The brothers reached the end of Treasure Circle and
took a left on Trelawney Avenue, following it a quarter of a block before the
road emptied onto Thomas Drive. At the
bent stop sign on the corner of Thomas and Trelawney, the two stopped a moment
and admired the Treasure Ship, a towering galleon rising high above one of the
many marinas on St. Andrews Bay. In
another time, the immense building served as a restaurant, gift shop, and bar. Chad's tenth birthday party was held in the
third floor's main restaurant. A man
dressed as a pirate twisted two hot-dog balloons into an orange sword and a red
parrot that sat on his shoulder.
The memory played out in his head as a series of faded
sepia photos. He couldn't remember how
Mom's voice sounded anymore.
"One day, we have to go in there," said
Drake. "I loved watching the boats
pass under the fishing bridge from the upper deck."
"Still looks like a giant trap to me. Once you get in, there would be no way out."
Chad sighed, turning the bike's handlebars
and digging the front tire in the sandy gravel.
He looked left towards the two-lane bridge bisecting the Grand Lagoon from
St. Andrews Bay. "Instead of
casting lines from the fishing bridge or the Dolphin Pier, we need to find some
kayaks and fish in the bay and lagoon."
"What happens if we hook a shark that wants to
eat us?" Drake asked.
"We'll get a spear or a harpoon or
something.

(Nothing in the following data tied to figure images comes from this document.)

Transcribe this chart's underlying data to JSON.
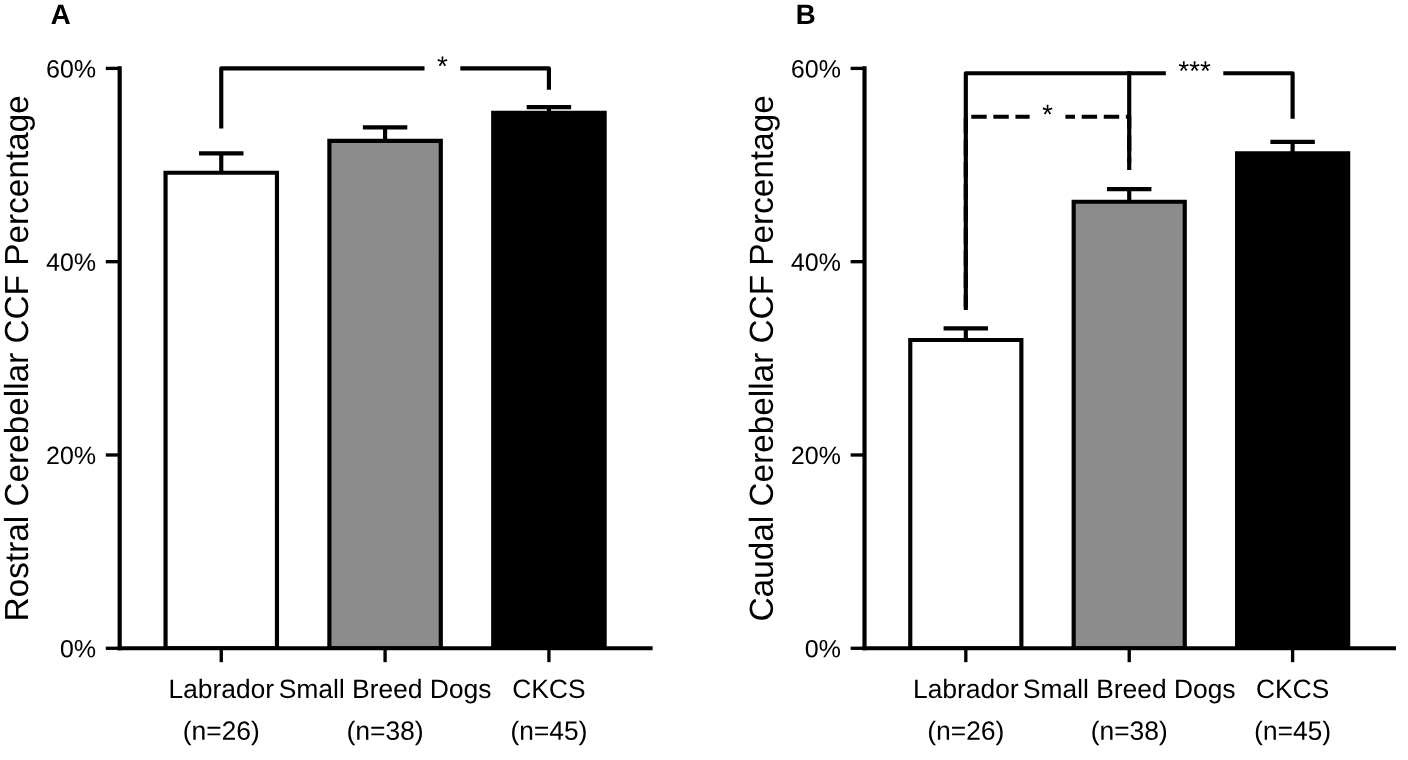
{
  "chart_data": [
    {
      "type": "bar",
      "title": "A",
      "ylabel": "Rostral Cerebellar CCF Percentage",
      "categories": [
        "Labrador\n(n=26)",
        "Small Breed Dogs\n(n=38)",
        "CKCS\n(n=45)"
      ],
      "values": [
        49.2,
        52.5,
        55.4
      ],
      "errors": [
        2.0,
        1.4,
        0.6
      ],
      "colors": [
        "#ffffff",
        "#8c8c8c",
        "#000000"
      ],
      "ylim": [
        0,
        60
      ],
      "yticks": [
        {
          "value": 0,
          "label": "0%"
        },
        {
          "value": 20,
          "label": "20%"
        },
        {
          "value": 40,
          "label": "40%"
        },
        {
          "value": 60,
          "label": "60%"
        }
      ],
      "grid": false,
      "annotations": [
        "*"
      ]
    },
    {
      "type": "bar",
      "title": "B",
      "ylabel": "Caudal Cerebellar CCF Percentage",
      "categories": [
        "Labrador\n(n=26)",
        "Small Breed Dogs\n(n=38)",
        "CKCS\n(n=45)"
      ],
      "values": [
        31.9,
        46.2,
        51.2
      ],
      "errors": [
        1.2,
        1.3,
        1.2
      ],
      "colors": [
        "#ffffff",
        "#8c8c8c",
        "#000000"
      ],
      "ylim": [
        0,
        60
      ],
      "yticks": [
        {
          "value": 0,
          "label": "0%"
        },
        {
          "value": 20,
          "label": "20%"
        },
        {
          "value": 40,
          "label": "40%"
        },
        {
          "value": 60,
          "label": "60%"
        }
      ],
      "grid": false,
      "annotations": [
        "*",
        "***"
      ]
    }
  ]
}
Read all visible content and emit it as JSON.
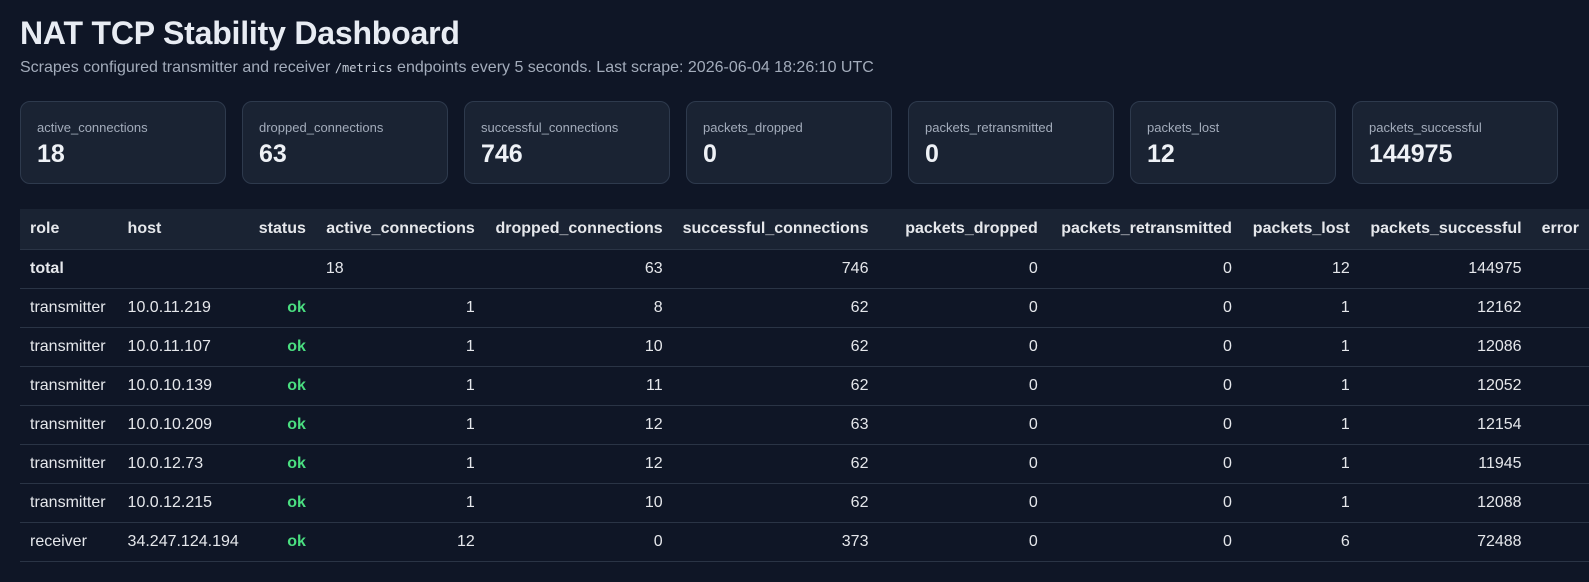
{
  "header": {
    "title": "NAT TCP Stability Dashboard",
    "subtitle_before": "Scrapes configured transmitter and receiver ",
    "subtitle_code": "/metrics",
    "subtitle_after": " endpoints every 5 seconds. Last scrape: 2026-06-04 18:26:10 UTC"
  },
  "cards": [
    {
      "label": "active_connections",
      "value": "18"
    },
    {
      "label": "dropped_connections",
      "value": "63"
    },
    {
      "label": "successful_connections",
      "value": "746"
    },
    {
      "label": "packets_dropped",
      "value": "0"
    },
    {
      "label": "packets_retransmitted",
      "value": "0"
    },
    {
      "label": "packets_lost",
      "value": "12"
    },
    {
      "label": "packets_successful",
      "value": "144975"
    }
  ],
  "table": {
    "columns": [
      "role",
      "host",
      "status",
      "active_connections",
      "dropped_connections",
      "successful_connections",
      "packets_dropped",
      "packets_retransmitted",
      "packets_lost",
      "packets_successful",
      "error"
    ],
    "total": {
      "role": "total",
      "host": "",
      "status": "",
      "active_connections": "18",
      "dropped_connections": "63",
      "successful_connections": "746",
      "packets_dropped": "0",
      "packets_retransmitted": "0",
      "packets_lost": "12",
      "packets_successful": "144975",
      "error": ""
    },
    "rows": [
      {
        "role": "transmitter",
        "host": "10.0.11.219",
        "status": "ok",
        "active_connections": "1",
        "dropped_connections": "8",
        "successful_connections": "62",
        "packets_dropped": "0",
        "packets_retransmitted": "0",
        "packets_lost": "1",
        "packets_successful": "12162",
        "error": ""
      },
      {
        "role": "transmitter",
        "host": "10.0.11.107",
        "status": "ok",
        "active_connections": "1",
        "dropped_connections": "10",
        "successful_connections": "62",
        "packets_dropped": "0",
        "packets_retransmitted": "0",
        "packets_lost": "1",
        "packets_successful": "12086",
        "error": ""
      },
      {
        "role": "transmitter",
        "host": "10.0.10.139",
        "status": "ok",
        "active_connections": "1",
        "dropped_connections": "11",
        "successful_connections": "62",
        "packets_dropped": "0",
        "packets_retransmitted": "0",
        "packets_lost": "1",
        "packets_successful": "12052",
        "error": ""
      },
      {
        "role": "transmitter",
        "host": "10.0.10.209",
        "status": "ok",
        "active_connections": "1",
        "dropped_connections": "12",
        "successful_connections": "63",
        "packets_dropped": "0",
        "packets_retransmitted": "0",
        "packets_lost": "1",
        "packets_successful": "12154",
        "error": ""
      },
      {
        "role": "transmitter",
        "host": "10.0.12.73",
        "status": "ok",
        "active_connections": "1",
        "dropped_connections": "12",
        "successful_connections": "62",
        "packets_dropped": "0",
        "packets_retransmitted": "0",
        "packets_lost": "1",
        "packets_successful": "11945",
        "error": ""
      },
      {
        "role": "transmitter",
        "host": "10.0.12.215",
        "status": "ok",
        "active_connections": "1",
        "dropped_connections": "10",
        "successful_connections": "62",
        "packets_dropped": "0",
        "packets_retransmitted": "0",
        "packets_lost": "1",
        "packets_successful": "12088",
        "error": ""
      },
      {
        "role": "receiver",
        "host": "34.247.124.194",
        "status": "ok",
        "active_connections": "12",
        "dropped_connections": "0",
        "successful_connections": "373",
        "packets_dropped": "0",
        "packets_retransmitted": "0",
        "packets_lost": "6",
        "packets_successful": "72488",
        "error": ""
      }
    ]
  },
  "colors": {
    "background": "#0f1626",
    "card_background": "#1a2333",
    "status_ok": "#4ade80"
  }
}
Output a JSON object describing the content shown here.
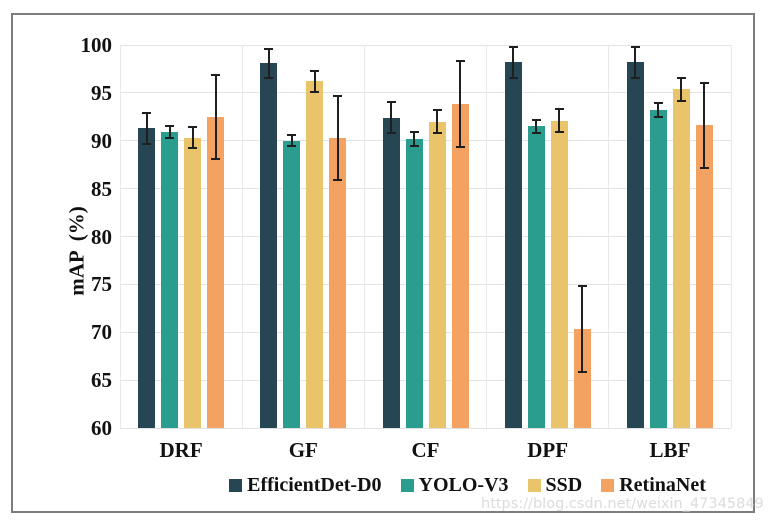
{
  "watermark": "https://blog.csdn.net/weixin_47345849",
  "chart_data": {
    "type": "bar",
    "title": "",
    "xlabel": "",
    "ylabel": "mAP (%)",
    "ylim": [
      60,
      100
    ],
    "yticks": [
      100,
      95,
      90,
      85,
      80,
      75,
      70,
      65,
      60
    ],
    "grid": true,
    "legend_position": "bottom",
    "error_bars": true,
    "categories": [
      "DRF",
      "GF",
      "CF",
      "DPF",
      "LBF"
    ],
    "series": [
      {
        "name": "EfficientDet-D0",
        "color": "#264653",
        "values": [
          91.3,
          98.1,
          92.4,
          98.2,
          98.2
        ],
        "errors": [
          1.6,
          1.5,
          1.6,
          1.6,
          1.6
        ]
      },
      {
        "name": "YOLO-V3",
        "color": "#2a9d8f",
        "values": [
          90.9,
          90.0,
          90.2,
          91.5,
          93.2
        ],
        "errors": [
          0.6,
          0.6,
          0.7,
          0.7,
          0.7
        ]
      },
      {
        "name": "SSD",
        "color": "#e9c46a",
        "values": [
          90.3,
          96.2,
          92.0,
          92.1,
          95.4
        ],
        "errors": [
          1.1,
          1.1,
          1.2,
          1.2,
          1.2
        ]
      },
      {
        "name": "RetinaNet",
        "color": "#f4a261",
        "values": [
          92.5,
          90.3,
          93.8,
          70.3,
          91.6
        ],
        "errors": [
          4.4,
          4.4,
          4.5,
          4.5,
          4.4
        ]
      }
    ]
  },
  "colors": {
    "gridline": "#e3e3e3",
    "frame_border": "#7d7d7d",
    "error_bar": "#1f1f1f",
    "watermark_text": "#dcdcdc"
  }
}
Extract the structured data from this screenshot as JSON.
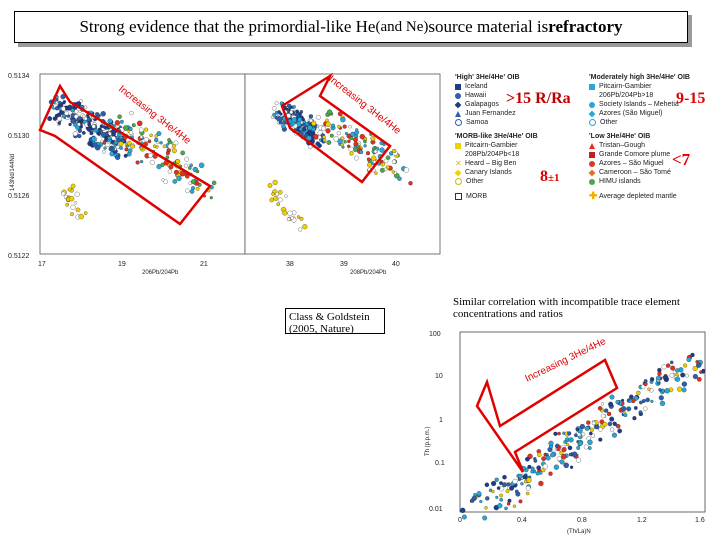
{
  "title": {
    "part1": "Strong evidence that the primordial-like He ",
    "part2": "(and Ne)",
    "part3": " source material is ",
    "bold": "refractory"
  },
  "left_plot": {
    "yticks": [
      "0.5134",
      "0.5130",
      "0.5126",
      "0.5122"
    ],
    "xticks_a": [
      "17",
      "19",
      "21"
    ],
    "xticks_b": [
      "38",
      "39",
      "40"
    ],
    "xlabel_a": "206Pb/204Pb",
    "xlabel_b": "208Pb/204Pb",
    "ylabel": "143Nd/144Nd",
    "arrow_text_a": "Increasing 3He/4He",
    "arrow_text_b": "Increasing 3He/4He"
  },
  "annotations": {
    "high": ">15 R/Ra",
    "mod": "9-15",
    "morb": "8",
    "morb_pm": "±1",
    "low": "<7"
  },
  "legend": {
    "high_head": "'High' 3He/4He' OIB",
    "high_items": [
      "Iceland",
      "Hawaii",
      "Galapagos",
      "Juan Fernandez",
      "Samoa"
    ],
    "morb_head": "'MORB-like 3He/4He' OIB",
    "morb_items": [
      "Pitcairn-Gambier",
      "208Pb/204Pb<18",
      "Heard – Big Ben",
      "Canary Islands",
      "Other"
    ],
    "morb_last": "MORB",
    "mod_head": "'Moderately high 3He/4He' OIB",
    "mod_items": [
      "Pitcairn-Gambier",
      "206Pb/204Pb>18",
      "Society Islands – Mehetia",
      "Azores (São Miguel)",
      "Other"
    ],
    "low_head": "'Low 3He/4He' OIB",
    "low_items": [
      "Tristan–Gough",
      "Grande Comore plume",
      "Azores – São Miguel",
      "Cameroon – São Tomé",
      "HIMU islands"
    ],
    "mantle": "Average depleted mantle"
  },
  "citation": "Class & Goldstein (2005, Nature)",
  "note": "Similar correlation with incompatible trace element concentrations and ratios",
  "right_plot": {
    "yticks": [
      "100",
      "10",
      "1",
      "0.1",
      "0.01"
    ],
    "xticks": [
      "0",
      "0.4",
      "0.8",
      "1.2",
      "1.6"
    ],
    "ylabel": "Th (p.p.m.)",
    "xlabel": "(Th/La)N",
    "arrow_text": "Increasing 3He/4He"
  },
  "colors": {
    "red": "#e00000",
    "iceland": "#1f3c8c",
    "hawaii": "#2c5fb0",
    "cyan": "#29a6d6",
    "yellow": "#f0d000",
    "green": "#4aa84a"
  }
}
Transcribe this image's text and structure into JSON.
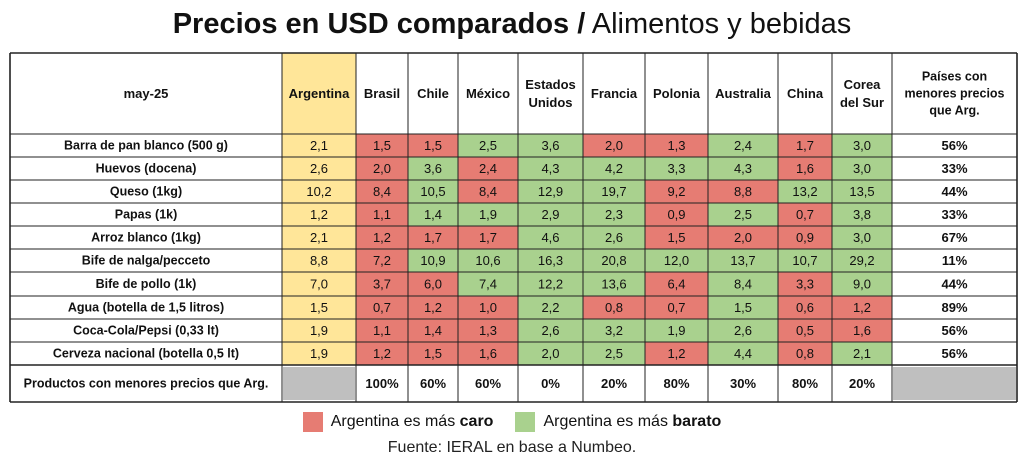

Stick it in one of its eyes."
"Pfft," Drake said, rolling his eyes. "A hammerhead would pull you in."
"I could take him."
"Whatever." Drake looked over Chad's shoulder and narrowed
his eyes.
"It would be easy," Chad said, his words
growing faster and louder. "We
could—"
Drake shushed him and pointed towards the shadows
underneath the fishing bridge.
A lone figure staggered towards them.
Chad clenched the handle bar's rubber grips.
"We need to get to the Stop and Shop before it
does."
"Yeah," Chad said, and the two peddled as
hard as they could in the opposite direction of the approaching creature. Slow and awkward, the things took a while to
cover any real distance, but Chad knew they didn't have all night to shop. It wouldn't be long before it was pounding on
the shop's windows, hungry and relentless.
Two blocks later they skidded into the Stop and Shop's
parking lot.
Frozen in time for over four years, the rectangular
convenience store's broken neon cigarette signs dangled behind dark, cracked
windows. An overturned trash barrel
blocked the front entrance, Drakes solution to prevent intruders—living and
dead—from climbing through the front door's missing windowpane.
Dismounting, they leaned their bikes against a white
Chevy Malibu rusting at the gas pumps. The
first time the brothers raided the store, they found a skin mag in its glove box—Drake
won the issue after a three day game of Monopoly. They huddled against the car, panting.
"What are we going to do now?" Chad asked,
catching his breath.
"I don't know, man," Drake said.
Not visible from the road but parked next to the
building, a beat up truck waited, motor idling.